Several years ago, Prof. Michael Fainzilber and his group in the Biological Chemistry Department made a surprising discovery: Proteins thought to exist only near the cell nucleus could also be found in the far-off regions of the body's longest cells -- peripheral nerve cells that extend processes called axons, reaching up to a meter in length in adult humans.
These proteins, known as importins, have a well-studied role in the vicinity of the nucleus: They shuttle various molecules through the protective nuclear membrane. Fainzilber and his group showed that when a nerve cell is injured somewhere along its length, importins in the long axons hook into a sort of "railcar" mechanism, which then transports the "Help!" message from the injury site all the way to the nucleus.

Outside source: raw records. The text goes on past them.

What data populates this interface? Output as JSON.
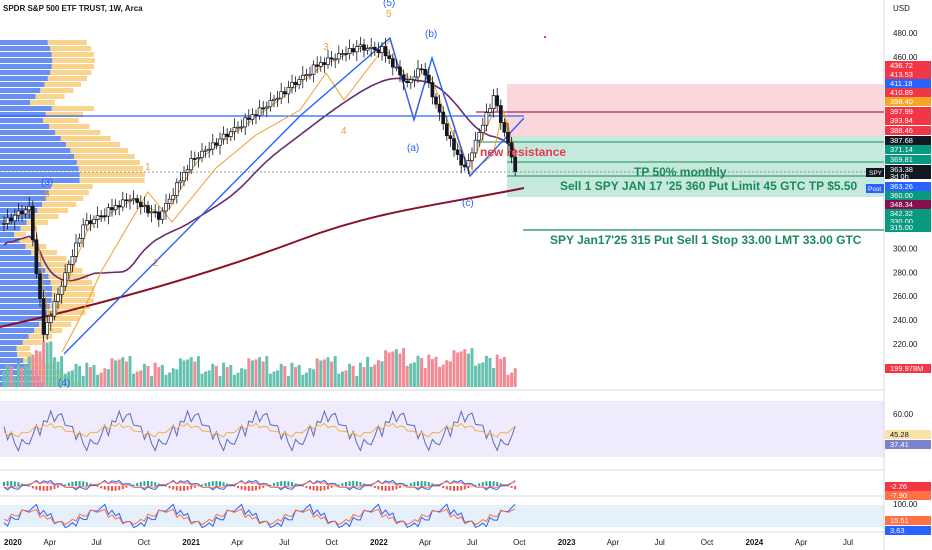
{
  "header": {
    "title": "SPDR S&P 500 ETF TRUST, 1W, Arca"
  },
  "axis": {
    "currency": "USD",
    "price_ticks": [
      "480.00",
      "460.00",
      "300.00",
      "280.00",
      "260.00",
      "240.00",
      "220.00",
      "200.00"
    ],
    "time_ticks": [
      "2020",
      "Apr",
      "Jul",
      "Oct",
      "2021",
      "Apr",
      "Jul",
      "Oct",
      "2022",
      "Apr",
      "Jul",
      "Oct",
      "2023",
      "Apr",
      "Jul",
      "Oct",
      "2024",
      "Apr",
      "Jul"
    ]
  },
  "price_badges": [
    {
      "text": "436.72",
      "color": "#f23645"
    },
    {
      "text": "413.53",
      "color": "#f23645"
    },
    {
      "text": "411.18",
      "color": "#2962ff"
    },
    {
      "text": "410.89",
      "color": "#f23645"
    },
    {
      "text": "398.40",
      "color": "#f5a623"
    },
    {
      "text": "397.99",
      "color": "#f23645"
    },
    {
      "text": "393.94",
      "color": "#f23645"
    },
    {
      "text": "388.46",
      "color": "#f23645"
    },
    {
      "text": "387.68",
      "color": "#131722"
    },
    {
      "text": "371.14",
      "color": "#089981"
    },
    {
      "text": "369.81",
      "color": "#089981"
    },
    {
      "text": "363.38",
      "color": "#131722"
    },
    {
      "text": "3d 0h",
      "color": "#131722"
    },
    {
      "text": "363.26",
      "color": "#2962ff"
    },
    {
      "text": "360.00",
      "color": "#089981"
    },
    {
      "text": "348.34",
      "color": "#880e4f"
    },
    {
      "text": "342.32",
      "color": "#089981"
    },
    {
      "text": "330.00",
      "color": "#089981"
    },
    {
      "text": "315.00",
      "color": "#089981"
    },
    {
      "text": "199.978M",
      "color": "#f23645"
    }
  ],
  "tags": {
    "symbol": "SPY",
    "post": "Post"
  },
  "annotations": {
    "wave_5_top": "(5)",
    "wave_5_sub": "5",
    "wave_b": "(b)",
    "wave_3": "3",
    "wave_4": "4",
    "wave_a": "(a)",
    "wave_c": "(c)",
    "wave_1": "1",
    "wave_3_paren": "(3)",
    "wave_5_left": "5",
    "wave_2": "2",
    "wave_4_paren": "(4)",
    "new_resistance": "new resistance",
    "tp_monthly": "TP 50% monthly",
    "sell_put_360": "Sell 1 SPY JAN 17 '25 360 Put Limit 45 GTC TP $5.50",
    "sell_put_315": "SPY Jan17'25 315 Put Sell 1 Stop 33.00 LMT 33.00 GTC"
  },
  "rsi": {
    "ticks": [
      "60.00"
    ],
    "values": [
      "45.28",
      "37.41"
    ]
  },
  "macd": {
    "values": [
      "-2.26",
      "-7.90"
    ]
  },
  "stoch": {
    "ticks": [
      "100.00"
    ],
    "values": [
      "15.51",
      "3.63"
    ]
  },
  "chart_data": {
    "type": "candlestick",
    "title": "SPDR S&P 500 ETF TRUST, 1W, Arca",
    "ylabel": "USD",
    "ylim": [
      196,
      492
    ],
    "price_ticks": [
      480,
      460,
      300,
      280,
      260,
      240,
      220,
      200
    ],
    "x_ticks": [
      "2020",
      "Apr",
      "Jul",
      "Oct",
      "2021",
      "Apr",
      "Jul",
      "Oct",
      "2022",
      "Apr",
      "Jul",
      "Oct",
      "2023",
      "Apr",
      "Jul",
      "Oct",
      "2024",
      "Apr",
      "Jul"
    ],
    "key_points": [
      {
        "date": "2020-02-21",
        "close": 334
      },
      {
        "date": "2020-03-20",
        "close": 229
      },
      {
        "date": "2020-06-05",
        "close": 319
      },
      {
        "date": "2020-09-04",
        "close": 342
      },
      {
        "date": "2020-10-30",
        "close": 326
      },
      {
        "date": "2021-01-01",
        "close": 373
      },
      {
        "date": "2021-06-04",
        "close": 422
      },
      {
        "date": "2021-09-03",
        "close": 453
      },
      {
        "date": "2021-11-19",
        "close": 468
      },
      {
        "date": "2022-01-07",
        "close": 466
      },
      {
        "date": "2022-02-25",
        "close": 437
      },
      {
        "date": "2022-03-25",
        "close": 452
      },
      {
        "date": "2022-05-20",
        "close": 389
      },
      {
        "date": "2022-06-17",
        "close": 366
      },
      {
        "date": "2022-08-12",
        "close": 427
      },
      {
        "date": "2022-09-23",
        "close": 367
      }
    ],
    "last_price": 363.38,
    "levels": [
      {
        "label": "new resistance",
        "value": 398
      },
      {
        "label": "TP 50% monthly",
        "value": 371
      },
      {
        "label": "360 put",
        "value": 360
      },
      {
        "label": "315 put",
        "value": 315
      }
    ],
    "indicators": [
      "volume",
      "RSI",
      "MACD",
      "Stochastic RSI"
    ]
  }
}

These findings raised an intriguing question: How did importins get to the axons in the first place? Initial evidence suggested that one critical importin, called importin beta1, is produced locally upon injury near the site where it is needed. The problem was that years of scientific thinking on the subject indicated that proteins do not get manufactured in the axons, as investigations had turned up few of the cellular protein factories known as ribosomes there.

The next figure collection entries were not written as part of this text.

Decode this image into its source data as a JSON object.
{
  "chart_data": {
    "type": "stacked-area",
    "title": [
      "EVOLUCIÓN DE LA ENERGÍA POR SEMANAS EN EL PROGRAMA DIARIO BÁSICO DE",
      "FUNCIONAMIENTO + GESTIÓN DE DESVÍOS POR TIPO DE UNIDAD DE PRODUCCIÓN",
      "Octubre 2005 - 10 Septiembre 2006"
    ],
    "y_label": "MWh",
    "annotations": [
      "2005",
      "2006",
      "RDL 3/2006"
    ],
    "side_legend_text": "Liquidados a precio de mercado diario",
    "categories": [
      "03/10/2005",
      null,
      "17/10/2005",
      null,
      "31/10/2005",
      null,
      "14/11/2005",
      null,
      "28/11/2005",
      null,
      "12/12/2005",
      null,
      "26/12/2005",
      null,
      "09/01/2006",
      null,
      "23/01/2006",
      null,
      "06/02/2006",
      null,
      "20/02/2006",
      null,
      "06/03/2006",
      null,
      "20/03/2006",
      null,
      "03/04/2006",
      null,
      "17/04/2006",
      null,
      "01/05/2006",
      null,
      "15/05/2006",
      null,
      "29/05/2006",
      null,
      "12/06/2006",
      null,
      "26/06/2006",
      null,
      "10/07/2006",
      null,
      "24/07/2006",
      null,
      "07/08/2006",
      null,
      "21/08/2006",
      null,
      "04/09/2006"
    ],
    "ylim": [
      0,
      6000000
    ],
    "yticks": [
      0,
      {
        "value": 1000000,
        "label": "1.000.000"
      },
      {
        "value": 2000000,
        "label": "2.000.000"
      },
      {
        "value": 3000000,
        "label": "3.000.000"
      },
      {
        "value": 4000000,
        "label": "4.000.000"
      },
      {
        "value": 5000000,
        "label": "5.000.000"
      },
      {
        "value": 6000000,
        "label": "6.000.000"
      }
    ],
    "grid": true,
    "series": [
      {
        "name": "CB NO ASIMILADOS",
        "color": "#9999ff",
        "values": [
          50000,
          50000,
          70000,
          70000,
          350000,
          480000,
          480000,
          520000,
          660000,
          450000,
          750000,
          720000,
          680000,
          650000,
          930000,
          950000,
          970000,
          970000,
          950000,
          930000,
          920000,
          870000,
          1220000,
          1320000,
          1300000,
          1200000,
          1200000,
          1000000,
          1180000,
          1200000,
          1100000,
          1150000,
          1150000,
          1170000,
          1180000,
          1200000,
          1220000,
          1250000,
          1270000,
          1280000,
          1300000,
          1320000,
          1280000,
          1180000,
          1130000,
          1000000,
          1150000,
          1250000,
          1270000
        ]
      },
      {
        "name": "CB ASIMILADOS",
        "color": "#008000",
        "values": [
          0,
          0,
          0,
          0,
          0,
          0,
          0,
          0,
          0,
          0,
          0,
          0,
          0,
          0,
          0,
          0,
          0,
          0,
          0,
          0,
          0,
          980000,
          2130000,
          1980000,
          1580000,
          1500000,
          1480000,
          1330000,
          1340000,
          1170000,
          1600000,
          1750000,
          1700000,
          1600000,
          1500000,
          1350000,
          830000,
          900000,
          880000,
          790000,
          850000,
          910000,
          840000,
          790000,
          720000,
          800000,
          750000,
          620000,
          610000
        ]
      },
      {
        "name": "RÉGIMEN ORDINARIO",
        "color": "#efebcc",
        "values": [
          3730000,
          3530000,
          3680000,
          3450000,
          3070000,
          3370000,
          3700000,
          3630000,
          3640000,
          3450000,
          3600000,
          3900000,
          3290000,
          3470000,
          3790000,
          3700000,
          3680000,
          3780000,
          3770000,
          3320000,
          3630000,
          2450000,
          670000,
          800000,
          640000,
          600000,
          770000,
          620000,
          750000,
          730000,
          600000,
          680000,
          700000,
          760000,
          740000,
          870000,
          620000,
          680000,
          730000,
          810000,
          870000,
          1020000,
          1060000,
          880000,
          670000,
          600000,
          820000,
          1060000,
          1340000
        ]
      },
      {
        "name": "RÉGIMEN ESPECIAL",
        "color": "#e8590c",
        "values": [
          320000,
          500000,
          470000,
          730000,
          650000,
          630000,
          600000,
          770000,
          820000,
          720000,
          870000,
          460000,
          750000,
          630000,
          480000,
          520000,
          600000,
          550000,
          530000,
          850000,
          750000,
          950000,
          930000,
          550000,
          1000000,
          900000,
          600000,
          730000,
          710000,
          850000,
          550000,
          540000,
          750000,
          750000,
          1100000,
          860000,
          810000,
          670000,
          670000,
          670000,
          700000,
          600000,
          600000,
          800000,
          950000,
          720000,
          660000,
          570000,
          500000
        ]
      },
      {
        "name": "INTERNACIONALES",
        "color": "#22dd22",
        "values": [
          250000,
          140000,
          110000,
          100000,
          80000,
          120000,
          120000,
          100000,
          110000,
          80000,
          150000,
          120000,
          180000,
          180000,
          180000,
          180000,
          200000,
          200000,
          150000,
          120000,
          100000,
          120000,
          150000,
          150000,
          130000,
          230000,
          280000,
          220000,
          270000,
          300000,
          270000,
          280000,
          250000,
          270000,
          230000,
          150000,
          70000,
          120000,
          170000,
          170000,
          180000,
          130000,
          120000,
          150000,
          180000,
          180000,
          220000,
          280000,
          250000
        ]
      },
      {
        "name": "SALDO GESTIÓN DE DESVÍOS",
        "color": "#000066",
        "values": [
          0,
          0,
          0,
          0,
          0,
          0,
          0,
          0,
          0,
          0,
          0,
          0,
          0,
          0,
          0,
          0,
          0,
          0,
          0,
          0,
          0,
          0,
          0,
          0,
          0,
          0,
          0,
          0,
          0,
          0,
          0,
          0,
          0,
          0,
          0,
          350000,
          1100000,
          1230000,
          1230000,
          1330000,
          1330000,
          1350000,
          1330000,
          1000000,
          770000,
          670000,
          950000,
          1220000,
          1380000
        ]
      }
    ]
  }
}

Settling the issue was far from simple: Importins are so crucial that even the smallest embryo could not survive without them. But Rotem Ben-Tov Perry, a joint research student in Fainzilber's group and that of department colleague Dr. Avraham Yaron, found a way to distinguish the importin beta1 in the cell body from that in the axon: The axonal protein was apparently made from a longer messenger RNA. To see if they could selectively affect just the axonal version of the protein, the groups, together with Prof. Jeff Twiss of Drexel University, Philadelphia, Pennsylvania, took advantage of high precision knock-out technology. Rather than knocking a whole gene out of the system, they managed to remove one little piece of the messenger RNA that carries the encoded instructions for manufacturing importins: just the longer bit that sends the RNA to the axon.

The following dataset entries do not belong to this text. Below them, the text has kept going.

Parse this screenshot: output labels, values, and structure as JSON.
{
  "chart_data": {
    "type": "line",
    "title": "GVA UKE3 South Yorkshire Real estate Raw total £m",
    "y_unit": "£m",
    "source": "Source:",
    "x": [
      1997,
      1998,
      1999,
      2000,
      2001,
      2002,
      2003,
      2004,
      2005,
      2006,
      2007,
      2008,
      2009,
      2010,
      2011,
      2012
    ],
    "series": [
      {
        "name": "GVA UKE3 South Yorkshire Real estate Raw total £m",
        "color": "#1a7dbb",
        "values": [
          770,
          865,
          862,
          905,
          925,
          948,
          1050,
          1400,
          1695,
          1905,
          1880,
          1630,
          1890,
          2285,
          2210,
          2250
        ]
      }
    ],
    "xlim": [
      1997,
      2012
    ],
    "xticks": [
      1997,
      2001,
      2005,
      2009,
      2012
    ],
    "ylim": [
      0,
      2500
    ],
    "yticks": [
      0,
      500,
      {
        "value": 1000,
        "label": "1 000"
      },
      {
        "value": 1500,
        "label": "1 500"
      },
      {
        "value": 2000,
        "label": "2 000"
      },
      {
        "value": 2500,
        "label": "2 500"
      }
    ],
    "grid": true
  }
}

Now they observed plenty of importin beta1 in the cell body, but none in the axons. Mice with the knocked out segment of RNA took much longer to recover from peripheral nerve injury, and the genes that are normally active in response to nerve damage were activated to a lesser degree. All of this suggests that the importin beta1 that normally helps inform the extended nerve cell about injury is, indeed, produced locally in the axon.
Fainzilber said, "The data shows conclusively that importin beta1 protein is produced in axons, and Rotem's work has validated the importins' crucial role in nerve repair." The findings, which appeared recently in Neuron, may help point the way toward better treatments for nerve damage and aid in finding ways to speed up the repair.